Polynomials are usually defined over a field, which is another object from algebra. A field is similar to a group, but it has more operations and axioms. The definition is given below, and while reading it, keep in mind several familiar examples of fields: the rationals, ${\mathbb{Q}}$; the reals, ${\mathbb{R}}$; and the complex plane, ${\mathbb{C}}$. You may verify that these fields satisfy the following six axioms.

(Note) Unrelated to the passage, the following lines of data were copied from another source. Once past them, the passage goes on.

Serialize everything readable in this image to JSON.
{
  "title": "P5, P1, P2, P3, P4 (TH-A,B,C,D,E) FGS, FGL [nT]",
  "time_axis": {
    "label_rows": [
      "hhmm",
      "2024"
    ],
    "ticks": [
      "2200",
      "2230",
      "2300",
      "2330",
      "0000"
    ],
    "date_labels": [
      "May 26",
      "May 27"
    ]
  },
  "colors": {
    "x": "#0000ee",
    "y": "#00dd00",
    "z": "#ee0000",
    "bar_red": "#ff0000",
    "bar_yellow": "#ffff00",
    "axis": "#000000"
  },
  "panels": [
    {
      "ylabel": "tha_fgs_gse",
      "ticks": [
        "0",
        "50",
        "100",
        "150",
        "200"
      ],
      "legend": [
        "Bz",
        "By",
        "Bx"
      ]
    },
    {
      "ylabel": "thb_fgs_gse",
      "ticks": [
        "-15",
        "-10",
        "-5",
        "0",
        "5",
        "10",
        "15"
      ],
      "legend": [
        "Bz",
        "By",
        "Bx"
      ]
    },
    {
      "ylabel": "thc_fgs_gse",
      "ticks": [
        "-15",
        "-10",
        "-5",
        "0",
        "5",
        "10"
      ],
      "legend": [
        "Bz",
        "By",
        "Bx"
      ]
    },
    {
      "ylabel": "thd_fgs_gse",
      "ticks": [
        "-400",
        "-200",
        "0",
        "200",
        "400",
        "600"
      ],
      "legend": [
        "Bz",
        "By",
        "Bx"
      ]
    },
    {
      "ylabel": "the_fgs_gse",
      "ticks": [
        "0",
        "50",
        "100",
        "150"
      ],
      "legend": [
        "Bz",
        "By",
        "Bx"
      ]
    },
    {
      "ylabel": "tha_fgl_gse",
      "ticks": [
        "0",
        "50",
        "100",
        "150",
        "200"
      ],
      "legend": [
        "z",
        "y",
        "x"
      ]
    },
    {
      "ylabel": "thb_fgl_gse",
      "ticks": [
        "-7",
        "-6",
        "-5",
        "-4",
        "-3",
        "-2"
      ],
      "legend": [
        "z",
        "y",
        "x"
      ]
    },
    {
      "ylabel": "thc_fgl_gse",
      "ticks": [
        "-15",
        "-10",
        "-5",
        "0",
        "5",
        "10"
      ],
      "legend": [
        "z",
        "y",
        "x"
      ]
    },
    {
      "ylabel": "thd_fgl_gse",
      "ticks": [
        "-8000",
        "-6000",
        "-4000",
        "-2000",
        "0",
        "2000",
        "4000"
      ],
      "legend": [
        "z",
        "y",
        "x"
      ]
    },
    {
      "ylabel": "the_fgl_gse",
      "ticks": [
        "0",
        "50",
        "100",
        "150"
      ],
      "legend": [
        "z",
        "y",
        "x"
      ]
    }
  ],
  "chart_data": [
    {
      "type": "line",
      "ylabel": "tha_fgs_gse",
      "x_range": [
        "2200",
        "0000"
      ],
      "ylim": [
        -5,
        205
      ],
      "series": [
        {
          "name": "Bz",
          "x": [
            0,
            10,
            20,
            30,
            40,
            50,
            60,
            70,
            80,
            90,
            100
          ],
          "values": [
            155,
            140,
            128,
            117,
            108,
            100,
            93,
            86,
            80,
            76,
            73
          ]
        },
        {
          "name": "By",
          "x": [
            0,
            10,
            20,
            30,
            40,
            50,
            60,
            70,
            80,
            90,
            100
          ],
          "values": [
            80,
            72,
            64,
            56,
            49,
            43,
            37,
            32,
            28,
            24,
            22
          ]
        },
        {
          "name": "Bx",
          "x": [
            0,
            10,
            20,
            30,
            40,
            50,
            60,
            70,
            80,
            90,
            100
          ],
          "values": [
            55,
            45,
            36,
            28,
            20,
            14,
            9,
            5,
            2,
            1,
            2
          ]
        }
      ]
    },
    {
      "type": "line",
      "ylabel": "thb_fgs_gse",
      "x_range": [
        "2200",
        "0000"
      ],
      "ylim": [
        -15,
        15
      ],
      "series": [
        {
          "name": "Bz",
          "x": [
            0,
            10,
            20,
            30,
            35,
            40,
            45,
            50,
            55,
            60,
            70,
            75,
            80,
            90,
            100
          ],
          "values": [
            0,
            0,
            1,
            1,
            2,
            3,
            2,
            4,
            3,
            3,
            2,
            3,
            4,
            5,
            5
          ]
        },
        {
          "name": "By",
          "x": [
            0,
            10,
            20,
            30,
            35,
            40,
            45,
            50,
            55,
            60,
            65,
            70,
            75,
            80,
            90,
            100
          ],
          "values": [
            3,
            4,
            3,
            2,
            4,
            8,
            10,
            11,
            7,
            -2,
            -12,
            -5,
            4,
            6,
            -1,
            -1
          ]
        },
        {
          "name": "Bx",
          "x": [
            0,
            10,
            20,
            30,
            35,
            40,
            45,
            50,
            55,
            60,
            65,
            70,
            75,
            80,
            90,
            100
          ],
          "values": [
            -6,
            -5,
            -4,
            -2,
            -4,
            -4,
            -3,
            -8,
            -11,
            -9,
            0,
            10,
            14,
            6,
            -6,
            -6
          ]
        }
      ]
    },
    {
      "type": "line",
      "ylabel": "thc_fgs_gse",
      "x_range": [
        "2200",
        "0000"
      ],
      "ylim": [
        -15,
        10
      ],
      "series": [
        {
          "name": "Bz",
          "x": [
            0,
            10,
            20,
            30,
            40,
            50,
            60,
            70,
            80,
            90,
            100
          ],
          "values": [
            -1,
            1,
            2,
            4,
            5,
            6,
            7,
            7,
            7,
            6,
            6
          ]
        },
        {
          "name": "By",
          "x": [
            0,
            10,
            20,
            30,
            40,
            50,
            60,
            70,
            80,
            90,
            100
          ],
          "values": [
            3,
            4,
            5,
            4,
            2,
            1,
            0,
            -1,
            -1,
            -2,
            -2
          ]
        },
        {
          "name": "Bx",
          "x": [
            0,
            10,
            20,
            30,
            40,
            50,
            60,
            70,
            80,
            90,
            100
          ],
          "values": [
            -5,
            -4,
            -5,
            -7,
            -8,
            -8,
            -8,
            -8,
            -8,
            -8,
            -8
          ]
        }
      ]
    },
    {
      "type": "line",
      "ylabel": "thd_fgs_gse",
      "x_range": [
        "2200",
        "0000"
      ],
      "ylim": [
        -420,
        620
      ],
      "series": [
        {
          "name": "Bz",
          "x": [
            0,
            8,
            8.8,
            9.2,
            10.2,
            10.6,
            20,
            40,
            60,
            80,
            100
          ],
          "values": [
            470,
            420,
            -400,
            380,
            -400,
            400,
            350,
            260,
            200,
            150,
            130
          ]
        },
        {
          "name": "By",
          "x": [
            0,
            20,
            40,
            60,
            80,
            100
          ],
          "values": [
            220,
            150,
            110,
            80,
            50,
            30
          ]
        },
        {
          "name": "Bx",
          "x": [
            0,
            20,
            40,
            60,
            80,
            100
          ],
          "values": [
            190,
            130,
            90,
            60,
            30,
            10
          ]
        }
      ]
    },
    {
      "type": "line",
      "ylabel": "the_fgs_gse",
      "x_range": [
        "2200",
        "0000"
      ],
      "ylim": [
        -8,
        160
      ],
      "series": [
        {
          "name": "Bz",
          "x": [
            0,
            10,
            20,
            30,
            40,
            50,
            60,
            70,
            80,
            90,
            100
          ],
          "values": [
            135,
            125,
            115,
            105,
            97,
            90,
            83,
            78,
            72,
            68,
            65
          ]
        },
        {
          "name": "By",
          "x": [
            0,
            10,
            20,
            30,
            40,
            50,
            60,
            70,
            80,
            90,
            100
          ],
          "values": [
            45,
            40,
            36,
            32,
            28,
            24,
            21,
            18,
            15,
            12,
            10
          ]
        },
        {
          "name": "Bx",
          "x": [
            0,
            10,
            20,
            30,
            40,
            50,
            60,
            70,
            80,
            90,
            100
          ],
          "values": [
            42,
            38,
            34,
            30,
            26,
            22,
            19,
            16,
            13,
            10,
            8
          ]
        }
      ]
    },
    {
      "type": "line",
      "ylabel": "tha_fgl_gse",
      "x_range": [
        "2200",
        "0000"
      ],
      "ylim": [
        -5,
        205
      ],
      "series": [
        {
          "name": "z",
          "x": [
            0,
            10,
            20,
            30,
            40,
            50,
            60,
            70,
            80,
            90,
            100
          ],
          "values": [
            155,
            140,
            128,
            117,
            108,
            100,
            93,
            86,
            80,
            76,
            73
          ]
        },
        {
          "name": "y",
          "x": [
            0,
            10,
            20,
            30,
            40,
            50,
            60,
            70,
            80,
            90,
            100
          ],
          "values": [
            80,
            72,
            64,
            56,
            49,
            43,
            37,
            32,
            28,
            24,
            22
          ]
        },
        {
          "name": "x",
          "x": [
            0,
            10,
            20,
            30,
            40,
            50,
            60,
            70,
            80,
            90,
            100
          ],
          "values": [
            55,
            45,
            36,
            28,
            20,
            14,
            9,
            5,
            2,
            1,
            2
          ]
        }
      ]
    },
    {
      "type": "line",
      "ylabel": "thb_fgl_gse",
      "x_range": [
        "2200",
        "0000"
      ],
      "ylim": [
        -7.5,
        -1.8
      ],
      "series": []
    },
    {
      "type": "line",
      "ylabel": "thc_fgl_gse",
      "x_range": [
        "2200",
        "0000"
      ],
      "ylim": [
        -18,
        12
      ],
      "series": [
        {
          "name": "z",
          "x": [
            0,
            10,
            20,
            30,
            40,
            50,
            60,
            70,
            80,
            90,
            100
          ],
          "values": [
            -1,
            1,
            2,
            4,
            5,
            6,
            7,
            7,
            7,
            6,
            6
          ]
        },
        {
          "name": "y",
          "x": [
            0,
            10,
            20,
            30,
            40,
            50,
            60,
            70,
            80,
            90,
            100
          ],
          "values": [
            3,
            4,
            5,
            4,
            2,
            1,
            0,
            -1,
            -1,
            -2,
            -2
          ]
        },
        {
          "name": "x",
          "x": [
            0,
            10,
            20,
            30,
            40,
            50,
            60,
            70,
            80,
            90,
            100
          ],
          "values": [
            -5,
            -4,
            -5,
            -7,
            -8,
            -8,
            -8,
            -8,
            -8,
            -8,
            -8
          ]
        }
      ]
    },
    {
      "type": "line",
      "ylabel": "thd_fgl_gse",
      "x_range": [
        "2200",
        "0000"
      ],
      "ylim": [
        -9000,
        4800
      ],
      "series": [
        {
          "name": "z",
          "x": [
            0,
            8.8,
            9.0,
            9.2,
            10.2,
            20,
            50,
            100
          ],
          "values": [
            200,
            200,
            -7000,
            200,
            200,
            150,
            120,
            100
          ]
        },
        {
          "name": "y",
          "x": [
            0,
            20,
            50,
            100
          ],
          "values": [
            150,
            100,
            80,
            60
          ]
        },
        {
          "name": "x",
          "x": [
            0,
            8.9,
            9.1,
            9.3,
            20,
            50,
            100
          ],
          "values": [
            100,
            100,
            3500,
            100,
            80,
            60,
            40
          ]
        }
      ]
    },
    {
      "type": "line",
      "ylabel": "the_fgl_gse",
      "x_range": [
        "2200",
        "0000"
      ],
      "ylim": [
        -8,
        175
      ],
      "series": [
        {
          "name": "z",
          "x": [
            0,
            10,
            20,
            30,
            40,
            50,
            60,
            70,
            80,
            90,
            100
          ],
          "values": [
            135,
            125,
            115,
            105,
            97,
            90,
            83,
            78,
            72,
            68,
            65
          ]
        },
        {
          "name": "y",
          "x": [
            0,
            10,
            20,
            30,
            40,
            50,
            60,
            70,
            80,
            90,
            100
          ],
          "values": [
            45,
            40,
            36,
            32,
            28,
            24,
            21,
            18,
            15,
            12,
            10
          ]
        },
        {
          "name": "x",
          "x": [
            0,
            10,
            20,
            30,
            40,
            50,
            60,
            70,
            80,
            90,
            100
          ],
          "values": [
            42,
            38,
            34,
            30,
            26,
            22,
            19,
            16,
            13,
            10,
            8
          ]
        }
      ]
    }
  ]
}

A field is a set ${\mathbb{F}}$ that has two binary operations, $\cdot : {\mathbb{F}} \times {\mathbb{F}}\rightarrow {\mathbb{F}}$ (called multiplication) and $+ : {\mathbb{F}} \times {\mathbb{F}}\rightarrow {\mathbb{F}}$ (called addition), for which the following axioms are satisfied:

1. (Associativity) For all $a,b,c \in {\mathbb{F}}$, $(a+b)+c = a+(b+c)$ and $(a \cdot b) \cdot c = a \cdot (b \cdot c)$.
2. (Commutativity) For all $a,b \in {\mathbb{F}}$, $a + b = b + a$ and $a \cdot b = b \cdot a$.
3. (Distributivity) For all $a,b,c \in {\mathbb{F}}$, $a \cdot (b + c) = a \cdot b + a \cdot c$.
4. (Identities) There exist $0, 1 \in {\mathbb{F}}$, such that $a + 0 = a \cdot 1 = a$ for all $a \in {\mathbb{F}}$.
5. (Additive Inverses) For every $a \in {\mathbb{F}}$, there exists some $b \in {\mathbb{F}}$ such that $a + b = 0$.
6. (Multiplicative Inverses) For every $a \in F$, except $a = 0$, there exists some $c \in {\mathbb{F}}$ such that $a \cdot c = 1$.

Compare these axioms to the group definition from Section 4.2.1. Note that a field can be considered as two different kinds of groups, one with respect to multiplication and the other with respect to addition. Fields additionally require commutativity; hence, we cannot, for example, build a field from quaternions. The distributivity axiom appears because there is now an interaction between two different operations, which was not possible with groups.